Oceana Naval Air Station at Virginia Beach, the US of A. He felt like a dog with two tails. He'd been flying Lightnings for 9 months now and he was considered to be (much to his pleasure but not surprise) the best young pilot as yet identified for the role of air interception.

Aircraft seemed to become part of him, not the other way round, and this had been true from basic training through rigorous combat instruction. He had taken survival training in his stride as well. So much so, that the SAS 22 Regiment responsible for his training nicknamed him “the Soldier”. Praise indeed for an “Airforce pussy” coming as it did from these men hardened by years on the Brecon Beacons. Life in the wilderness held no surprises for him. His grand old uncle John had made sure the land would always be his friend and the animals wherever he ventured would know a kindred spirit.
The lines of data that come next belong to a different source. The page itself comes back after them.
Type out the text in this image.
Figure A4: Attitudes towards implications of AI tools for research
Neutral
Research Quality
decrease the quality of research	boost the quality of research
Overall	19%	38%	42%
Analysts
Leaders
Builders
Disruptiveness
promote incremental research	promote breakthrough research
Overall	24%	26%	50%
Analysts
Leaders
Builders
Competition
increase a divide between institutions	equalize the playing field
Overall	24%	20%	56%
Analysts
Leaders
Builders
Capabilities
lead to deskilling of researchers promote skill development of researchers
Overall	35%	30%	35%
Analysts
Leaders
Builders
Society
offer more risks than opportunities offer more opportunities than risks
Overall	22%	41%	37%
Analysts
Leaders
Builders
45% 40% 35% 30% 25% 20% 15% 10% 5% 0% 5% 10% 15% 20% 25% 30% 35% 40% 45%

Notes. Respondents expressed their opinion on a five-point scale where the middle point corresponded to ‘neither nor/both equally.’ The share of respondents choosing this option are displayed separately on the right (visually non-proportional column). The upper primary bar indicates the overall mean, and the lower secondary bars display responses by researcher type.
In the air, his instructors could not believe that he had never flown before his first flight in the Chipmonk.

Everything seemed to be first nature to him and the transition to the Jet Provost and subsequently to the Lightning had been taken in his stride.

The only problem the powers that be could discern was his complete lack of reverence for authority and his constant desire to push the envelope to its tearing point.

Now here he was thousands of miles away in a climate approaching 100 degrees faranheight about to embark on the ride of his life in a bird like no other on this earth. All this and the plentiful species of American “birds” of the human kind who seemed to be only too keen to get to know him and his strange accent better and closer than he had any right to have expected. Competition among the pilots was keen - in the air, and on the ground and in the sack!

The cockpit was a mess! A mass of instruments few of which seemed to be in the place he would expect them to be. Buttons and switches by the hundreds it seemed.

Compared to the Lightning this was a like a jigsaw puzzle but a puzzle that required complete and utter familiarisation so that its use in flight was nothing less than instinctive. Indeed in the next 48 hours he went from stuttering novice to blindfolded excellence.